Durant les années 2000, les infrastructures portuaires seront renforcées avec le lancement des activités du terminal passagers du nouveau port Tanger Med et de la gare maritime du port d’Al Hoceima. À savoir que les lignes maritimes avec l’Espagne concentrent 95% des passagers lors de l’opération Marhaba. L’opération inclut depuis 2001 le volet aérien. Pour Marhaba 2022, la compagnie nationale Royal Air Maroc (RAM) a renforcé son programme de vols en proposant 6 millions de sièges sur 80 liaisons aériennes à travers les quatre continents. Par ailleurs, des espaces d’accueil sont installés dans plusieurs ports européens (Gênes, Sète, Marseille, Motril, Alméria et Algésiras) et un peu partout au Maroc (Bab Sebta, Bab Melilia, aéroports Casablanca Mohammed V, Rabat-Salé, Oujda Angad, Agadir Al Massira, Fès Saïss, Marrakech Menara et Tanger Ibn Battouta, aires de repos Méditerranée, M’Diq, Jebha et Tazaghine).
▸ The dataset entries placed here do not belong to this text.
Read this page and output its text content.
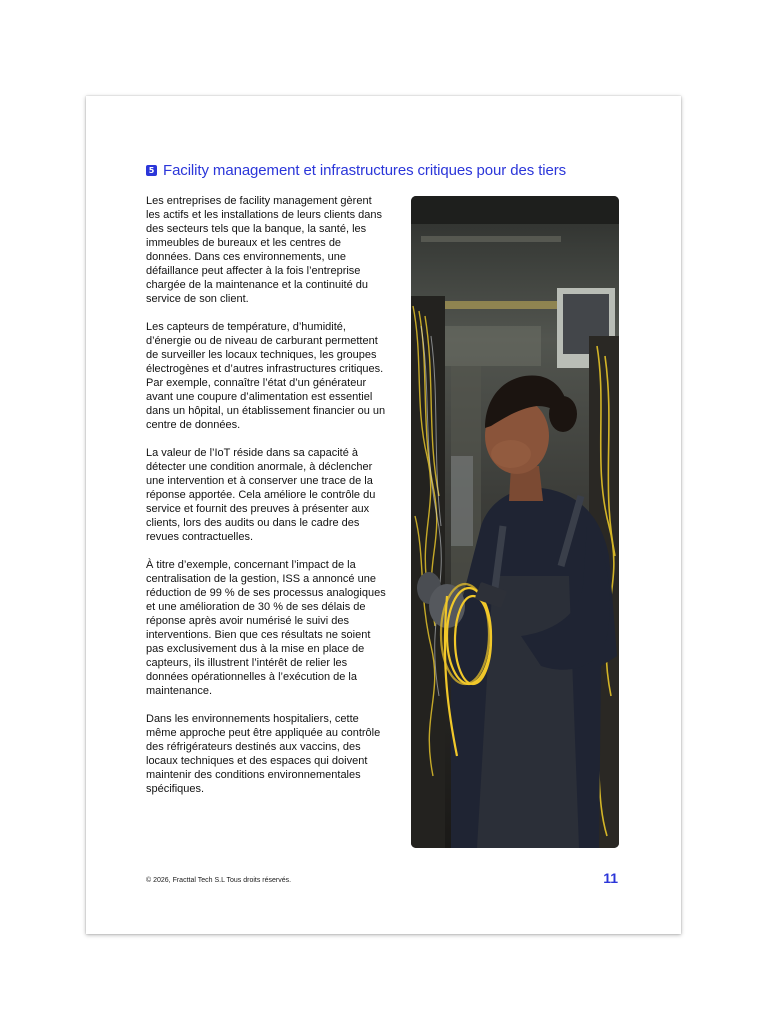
5 Facility management et infrastructures critiques pour des tiers

Les entreprises de facility management gèrent les actifs et les installations de leurs clients dans des secteurs tels que la banque, la santé, les immeubles de bureaux et les centres de données. Dans ces environnements, une défaillance peut affecter à la fois l’entreprise chargée de la maintenance et la continuité du service de son client.

Les capteurs de température, d’humidité, d’énergie ou de niveau de carburant permettent de surveiller les locaux techniques, les groupes électrogènes et d’autres infrastructures critiques. Par exemple, connaître l’état d’un générateur avant une coupure d’alimentation est essentiel dans un hôpital, un établissement financier ou un centre de données.

La valeur de l’IoT réside dans sa capacité à détecter une condition anormale, à déclencher une intervention et à conserver une trace de la réponse apportée. Cela améliore le contrôle du service et fournit des preuves à présenter aux clients, lors des audits ou dans le cadre des revues contractuelles.

À titre d’exemple, concernant l’impact de la centralisation de la gestion, ISS a annoncé une réduction de 99 % de ses processus analogiques et une amélioration de 30 % de ses délais de réponse après avoir numérisé le suivi des interventions. Bien que ces résultats ne soient pas exclusivement dus à la mise en place de capteurs, ils illustrent l’intérêt de relier les données opérationnelles à l’exécution de la maintenance.

Dans les environnements hospitaliers, cette même approche peut être appliquée au contrôle des réfrigérateurs destinés aux vaccins, des locaux techniques et des espaces qui doivent maintenir des conditions environnementales spécifiques.

© 2026, Fracttal Tech S.L Tous droits réservés.	11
Les équipes de la Fondation sont épaulées par 1.200 agents dont les assistances sociales des Forces armées royales (FAR), les médecins, les cadres paramédicaux et les volontaires y sont mobilisés, pour être à l’écoute des MRE, les assister et leur fournir l’accompagnement et les secours nécessaires.
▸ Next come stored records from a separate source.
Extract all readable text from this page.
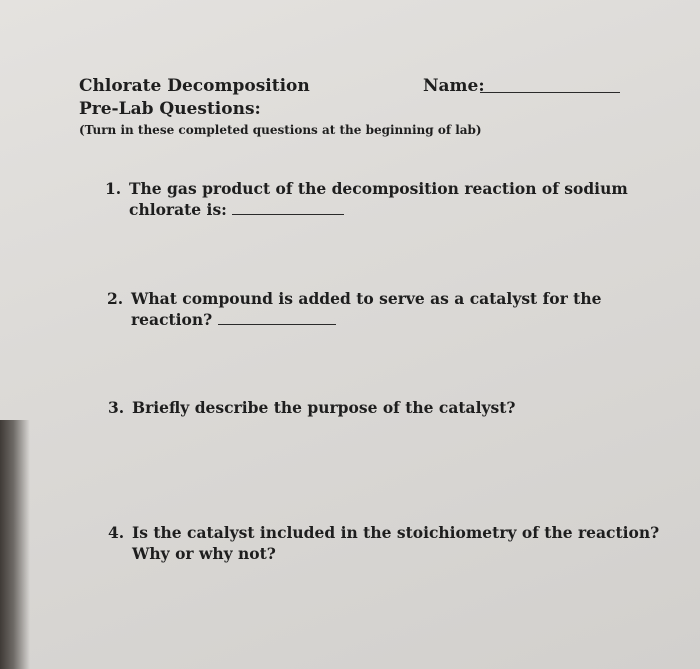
Chlorate Decomposition
Pre-Lab Questions:
(Turn in these completed questions at the beginning of lab)
Name:
1. The gas product of the decomposition reaction of sodium
chlorate is:
2. What compound is added to serve as a catalyst for the
reaction?
3. Briefly describe the purpose of the catalyst?
4. Is the catalyst included in the stoichiometry of the reaction?
Why or why not?
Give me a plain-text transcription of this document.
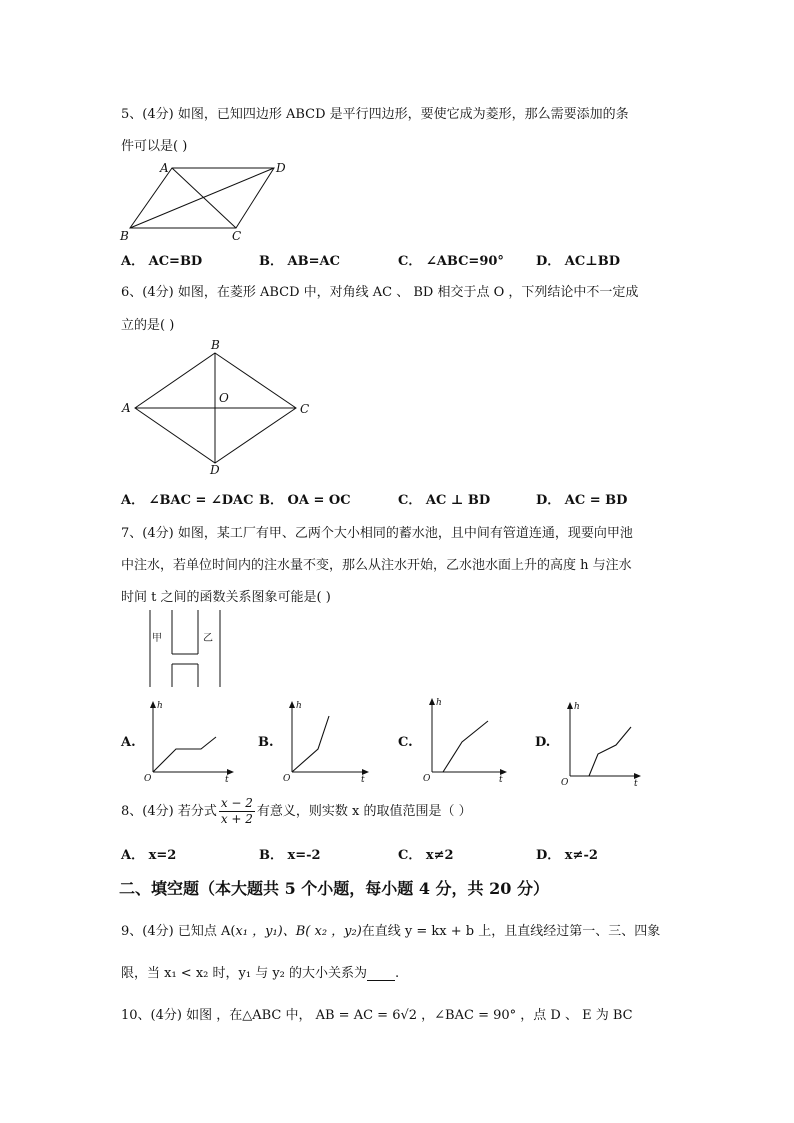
5、(4分) 如图，已知四边形 ABCD 是平行四边形，要使它成为菱形，那么需要添加的条
件可以是( )
A	D
B	C
A． AC=BD	B． AB=AC	C． ∠ABC=90° D． AC⊥BD
6、(4分) 如图，在菱形 ABCD 中，对角线 AC 、 BD 相交于点 O ，下列结论中不一定成
立的是( )
B
A	C
O
D
A． ∠BAC = ∠DAC B． OA = OC	C． AC ⊥ BD	D． AC = BD
7、(4分) 如图，某工厂有甲、乙两个大小相同的蓄水池，且中间有管道连通，现要向甲池
中注水，若单位时间内的注水量不变，那么从注水开始，乙水池水面上升的高度 h 与注水
时间 t 之间的函数关系图象可能是( )
甲	乙
A.	B.	C.	D.
h
t
O
h
t
O
h
t
O
h
t
O
8、(4分) 若分式 $\frac{x - 2}{x + 2}$ 有意义，则实数 x 的取值范围是（ ）
A． x=2	B． x=-2	C． x≠2	D． x≠-2
二、填空题（本大题共 5 个小题，每小题 4 分，共 20 分）
9、(4分) 已知点 A(x₁ ，y₁)、B( x₂ ，y₂)在直线 y = kx + b 上，且直线经过第一、三、四象
限，当 x₁ < x₂ 时，y₁ 与 y₂ 的大小关系为 .
10、(4分) 如图 ，在△ABC 中， AB = AC = 6√2 ，∠BAC = 90° ，点 D 、 E 为 BC
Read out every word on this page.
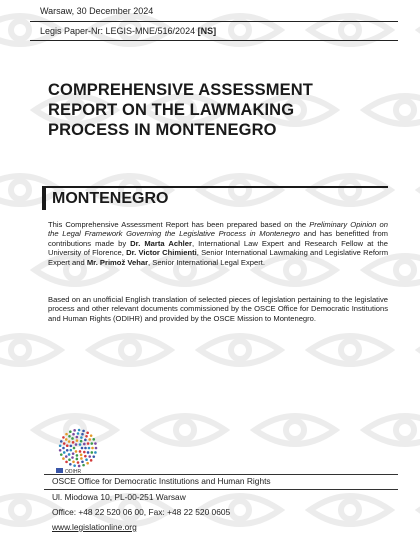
Warsaw, 30 December 2024
Legis Paper-Nr: LEGIS-MNE/516/2024 [NS]
COMPREHENSIVE ASSESSMENT
REPORT ON THE LAWMAKING
PROCESS IN MONTENEGRO
MONTENEGRO
This Comprehensive Assessment Report has been prepared based on the Preliminary Opinion on the Legal Framework Governing the Legislative Process in Montenegro and has benefitted from contributions made by Dr. Marta Achler, International Law Expert and Research Fellow at the University of Florence, Dr. Victor Chimienti, Senior International Lawmaking and Legislative Reform Expert and Mr. Primož Vehar, Senior International Legal Expert.
Based on an unofficial English translation of selected pieces of legislation pertaining to the legislative process and other relevant documents commissioned by the OSCE Office for Democratic Institutions and Human Rights (ODIHR) and provided by the OSCE Mission to Montenegro.
ODIHR
OSCE Office for Democratic Institutions and Human Rights
Ul. Miodowa 10, PL-00-251 Warsaw
Office: +48 22 520 06 00, Fax: +48 22 520 0605
www.legislationline.org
La liste des intervenants dans cette gigantesque opération comprend aussi les éléments de la sûreté nationale, des douanes, de la santé publique et de la gendarmerie royale, ainsi que les autorités locales. Sans oublier le concours de la Direction de la marine marchande, de l’Agence nationale des ports (ANP), de l’Office national des aéroports (ONDA), de Royal Air Maroc (RAM), de l’Office national des chemins de fer (ONCF), des Autoroutes du Maroc (ADM), de l’Agence spéciale Tanger Méditerranée, des compagnies maritimes et des banques. Tous les acteurs tiennent à assurer une bonne circulation de l’information et à anticiper sur certains aspects liés à la gestion des journées de pic, à l’interchangeabilité des billets et à la lutte contre la spéculation au niveau des prix des traversées maritimes.
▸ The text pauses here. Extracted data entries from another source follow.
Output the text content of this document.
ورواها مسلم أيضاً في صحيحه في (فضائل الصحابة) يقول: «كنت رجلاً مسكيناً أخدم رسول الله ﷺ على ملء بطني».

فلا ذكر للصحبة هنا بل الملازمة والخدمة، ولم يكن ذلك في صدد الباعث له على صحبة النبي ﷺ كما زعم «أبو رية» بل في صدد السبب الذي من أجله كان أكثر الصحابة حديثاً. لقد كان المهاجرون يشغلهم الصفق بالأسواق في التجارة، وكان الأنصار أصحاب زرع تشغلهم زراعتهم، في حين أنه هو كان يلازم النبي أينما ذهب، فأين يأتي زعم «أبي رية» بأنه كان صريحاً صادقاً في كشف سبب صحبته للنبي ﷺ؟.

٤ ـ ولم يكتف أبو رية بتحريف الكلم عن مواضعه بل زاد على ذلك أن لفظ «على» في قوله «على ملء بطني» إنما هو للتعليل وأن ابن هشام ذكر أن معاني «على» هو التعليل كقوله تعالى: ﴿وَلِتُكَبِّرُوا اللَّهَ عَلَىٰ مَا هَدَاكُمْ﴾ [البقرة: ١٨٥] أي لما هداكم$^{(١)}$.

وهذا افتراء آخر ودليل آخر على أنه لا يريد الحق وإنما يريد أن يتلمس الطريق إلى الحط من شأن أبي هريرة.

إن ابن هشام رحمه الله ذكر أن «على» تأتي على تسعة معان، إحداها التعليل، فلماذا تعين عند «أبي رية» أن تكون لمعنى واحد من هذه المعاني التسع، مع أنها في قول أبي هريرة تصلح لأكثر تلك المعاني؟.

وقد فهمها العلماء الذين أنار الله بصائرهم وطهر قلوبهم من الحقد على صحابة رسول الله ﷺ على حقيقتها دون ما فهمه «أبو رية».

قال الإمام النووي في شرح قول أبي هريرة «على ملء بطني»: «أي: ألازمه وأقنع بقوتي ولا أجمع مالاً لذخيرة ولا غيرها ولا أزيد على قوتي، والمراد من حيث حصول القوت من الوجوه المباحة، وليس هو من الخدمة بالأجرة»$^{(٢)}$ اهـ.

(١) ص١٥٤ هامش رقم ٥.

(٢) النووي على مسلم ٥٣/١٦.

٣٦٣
Le ministère des Affaires étrangères, de la Coopération africaine et des Marocains résidant à l’étranger, s’active aussi pendant cette opération. Le département dirigé par Nasser Bourita travaille d’arrache-pied sur l’amélioration des prestations consulaires pour accompagner l’opération Marhaba, notamment à travers la mise en place d’une cellule de veille centrale au niveau du ministère afin de suivre le déroulement de l’opération de transit en coordination avec les autorités des pays d’accueil et les autorités marocaines compétentes. Il est question aussi d’une mobilisation exceptionnelle des services du département des Marocains résidant à l’étranger pour accompagner et recevoir ceux qu’on appelle aussi Marocains du monde (MDM), par le biais de consulats mobiles dans les ports de transit du début à la fin de l’opération pour fournir, de manière continue, des prestations administratives et des services d’orientation et d’assistance.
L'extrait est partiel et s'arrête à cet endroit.